The final fit is more or less similar between most of the models. It's like
parameter values change but they compensate each other in final effect.
Now, my puzzle is, which model (with which variabilities) should I choose.
The one with best OBJ func. The one that may make some physiological
relevance (although this relevance may get refuted).
Any insight into experience with such problems would be helpful.
Thanks,
Pratik Bhagunde
Choosing variabilities
2 messages
2 people
Latest: Feb 06, 2015
If model fit is similar for two (or several) competing models, I would go with the simplest model. Similarity can be assessed by plots of PRED vs PRED, IPRED vs IPRED (of one model versus the competing one) and also by comparing VPC plots (to make sure that the variability is captured correctly by both models). RSEs of parameter estimates is also a good guide: OMEGAs with high RSEs can be removed. Correlation of ETAs scatter plot is helpful to identify over-parametrization (that would show up as extremely strong correlations of ETAS).
So I would start with model that includes many random effects, remove as many as possible based on the OF comparison, and then remove as many as possible based on the similarity of the model fit (see above).
It also depends on the quality of your data. If data support (allow to estimate with good precision) many random effects, then it is fine to retain those in the model. Physiological relevance is always a good thing: if you can guess that the parameter is stable in the population, then it adds additional support to the removal of the random effect on that parameter.
Regards,
Leonid
--------------------------------------
Leonid Gibiansky, Ph.D.
President, QuantPharm LLC
web: www.quantpharm.com
e-mail: LGibiansky at quantpharm.com
tel: (301) 767 5566
Quoted reply history
On 2/5/2015 12:56 PM, Pratik Bhagunde wrote:
> Hi all,
>
> I am trying to model a system and I am running into the issue of which
> parameters should I include variabilities. The model is complex with
> more than 6-7 parameters and its a dose driven effect model, fitting the
> effect observations only. Some parameters describe the dose dynamics and
> other contribute to effect. Leaving aside the variabilities on effect
> part if I concentrate on dose part variabilites, it leaves me in a
> puzzle. What dose parameters should I choose to add variability on.

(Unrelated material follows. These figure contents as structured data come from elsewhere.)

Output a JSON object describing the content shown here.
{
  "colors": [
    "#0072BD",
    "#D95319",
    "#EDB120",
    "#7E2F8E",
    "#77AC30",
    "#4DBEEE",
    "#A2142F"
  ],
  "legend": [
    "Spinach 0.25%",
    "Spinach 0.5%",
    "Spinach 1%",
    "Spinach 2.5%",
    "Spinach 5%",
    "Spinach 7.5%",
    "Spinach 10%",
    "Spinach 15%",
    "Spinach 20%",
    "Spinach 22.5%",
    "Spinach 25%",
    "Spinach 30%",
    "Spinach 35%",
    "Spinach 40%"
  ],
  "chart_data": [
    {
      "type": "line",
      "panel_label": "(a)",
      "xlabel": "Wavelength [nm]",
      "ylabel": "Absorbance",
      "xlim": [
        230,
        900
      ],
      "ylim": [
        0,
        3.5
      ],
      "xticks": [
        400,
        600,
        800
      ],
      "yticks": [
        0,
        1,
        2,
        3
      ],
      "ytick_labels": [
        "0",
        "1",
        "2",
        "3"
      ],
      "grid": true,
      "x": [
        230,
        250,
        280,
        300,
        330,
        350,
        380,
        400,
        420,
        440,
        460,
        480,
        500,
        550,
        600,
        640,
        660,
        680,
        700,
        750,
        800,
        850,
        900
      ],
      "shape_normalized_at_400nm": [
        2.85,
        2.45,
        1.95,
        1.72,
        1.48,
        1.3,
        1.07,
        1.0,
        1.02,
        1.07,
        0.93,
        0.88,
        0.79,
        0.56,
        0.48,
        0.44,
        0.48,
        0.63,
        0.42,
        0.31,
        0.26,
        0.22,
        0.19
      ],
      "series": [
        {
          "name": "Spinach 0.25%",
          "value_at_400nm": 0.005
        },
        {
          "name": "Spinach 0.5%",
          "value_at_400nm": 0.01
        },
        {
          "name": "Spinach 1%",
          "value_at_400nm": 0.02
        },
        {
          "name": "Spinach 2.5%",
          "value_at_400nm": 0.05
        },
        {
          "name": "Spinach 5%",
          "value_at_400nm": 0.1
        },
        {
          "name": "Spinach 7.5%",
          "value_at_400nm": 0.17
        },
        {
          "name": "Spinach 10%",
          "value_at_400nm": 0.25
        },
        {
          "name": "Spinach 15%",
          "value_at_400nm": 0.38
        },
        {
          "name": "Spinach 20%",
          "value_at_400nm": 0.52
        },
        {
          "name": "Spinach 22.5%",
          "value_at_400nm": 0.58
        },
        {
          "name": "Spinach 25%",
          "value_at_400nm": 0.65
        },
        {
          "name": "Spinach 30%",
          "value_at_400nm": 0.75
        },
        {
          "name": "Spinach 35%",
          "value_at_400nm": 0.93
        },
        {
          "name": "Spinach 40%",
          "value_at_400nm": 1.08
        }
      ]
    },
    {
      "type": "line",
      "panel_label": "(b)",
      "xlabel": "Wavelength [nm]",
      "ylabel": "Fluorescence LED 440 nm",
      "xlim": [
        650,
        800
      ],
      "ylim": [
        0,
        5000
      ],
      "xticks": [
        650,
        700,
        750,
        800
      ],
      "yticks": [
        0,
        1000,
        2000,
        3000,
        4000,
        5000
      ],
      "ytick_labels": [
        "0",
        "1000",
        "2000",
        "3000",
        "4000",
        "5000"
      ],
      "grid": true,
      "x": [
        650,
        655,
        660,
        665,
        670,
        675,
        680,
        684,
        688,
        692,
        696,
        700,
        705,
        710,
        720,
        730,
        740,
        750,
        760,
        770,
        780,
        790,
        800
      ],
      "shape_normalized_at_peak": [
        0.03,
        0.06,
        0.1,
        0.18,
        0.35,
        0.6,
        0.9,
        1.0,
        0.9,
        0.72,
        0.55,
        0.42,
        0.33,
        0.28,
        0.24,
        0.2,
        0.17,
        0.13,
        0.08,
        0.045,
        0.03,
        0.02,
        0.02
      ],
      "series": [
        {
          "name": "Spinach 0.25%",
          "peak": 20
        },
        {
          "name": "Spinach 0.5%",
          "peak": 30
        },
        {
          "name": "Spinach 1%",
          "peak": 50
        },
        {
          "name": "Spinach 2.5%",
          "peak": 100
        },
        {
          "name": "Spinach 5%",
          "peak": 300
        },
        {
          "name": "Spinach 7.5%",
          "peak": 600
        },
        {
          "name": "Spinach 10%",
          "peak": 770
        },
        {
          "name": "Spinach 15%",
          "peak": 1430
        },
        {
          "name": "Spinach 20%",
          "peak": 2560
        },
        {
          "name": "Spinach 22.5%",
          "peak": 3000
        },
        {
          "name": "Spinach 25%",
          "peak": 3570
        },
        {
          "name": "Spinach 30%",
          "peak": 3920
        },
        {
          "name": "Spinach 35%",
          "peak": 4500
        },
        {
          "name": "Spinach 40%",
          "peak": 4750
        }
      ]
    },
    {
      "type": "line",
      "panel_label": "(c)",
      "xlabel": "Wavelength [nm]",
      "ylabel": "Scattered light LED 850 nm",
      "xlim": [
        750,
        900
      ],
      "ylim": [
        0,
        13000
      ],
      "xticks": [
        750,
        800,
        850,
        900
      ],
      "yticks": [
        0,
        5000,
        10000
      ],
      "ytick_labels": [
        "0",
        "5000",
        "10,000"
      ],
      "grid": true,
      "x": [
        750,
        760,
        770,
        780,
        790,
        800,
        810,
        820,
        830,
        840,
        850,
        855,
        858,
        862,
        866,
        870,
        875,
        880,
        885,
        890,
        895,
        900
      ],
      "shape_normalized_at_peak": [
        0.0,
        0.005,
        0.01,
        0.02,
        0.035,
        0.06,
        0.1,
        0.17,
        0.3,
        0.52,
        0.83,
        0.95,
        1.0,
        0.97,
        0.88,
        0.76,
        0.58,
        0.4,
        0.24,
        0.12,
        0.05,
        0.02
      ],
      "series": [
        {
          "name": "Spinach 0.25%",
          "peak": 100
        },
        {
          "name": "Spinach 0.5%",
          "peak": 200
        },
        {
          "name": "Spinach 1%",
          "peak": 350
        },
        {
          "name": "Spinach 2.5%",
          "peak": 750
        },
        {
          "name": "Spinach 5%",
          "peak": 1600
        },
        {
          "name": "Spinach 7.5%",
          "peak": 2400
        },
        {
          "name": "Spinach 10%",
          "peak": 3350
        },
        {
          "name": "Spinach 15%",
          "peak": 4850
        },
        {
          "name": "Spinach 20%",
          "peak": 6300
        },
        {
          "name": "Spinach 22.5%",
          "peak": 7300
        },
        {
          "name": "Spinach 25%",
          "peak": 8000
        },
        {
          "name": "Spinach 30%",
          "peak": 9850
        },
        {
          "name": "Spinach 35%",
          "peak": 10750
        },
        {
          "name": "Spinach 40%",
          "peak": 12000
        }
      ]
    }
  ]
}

> There is very little physiological or mechanistic information on the
> dose part, which may also be called a hypothesis. I chose different
> models with variabilities on different dose parameters. Almost all run
> with different end OBJ function. The final fit is more or less similar
> between most of the models. It's like parameter values change but they
> compensate each other in final effect. Now, my puzzle is, which model
> (with which variabilities) should I choose. The one with best OBJ func.
> The one that may make some physiological relevance (although this
> relevance may get refuted).
>
> Any insight into experience with such problems would be helpful.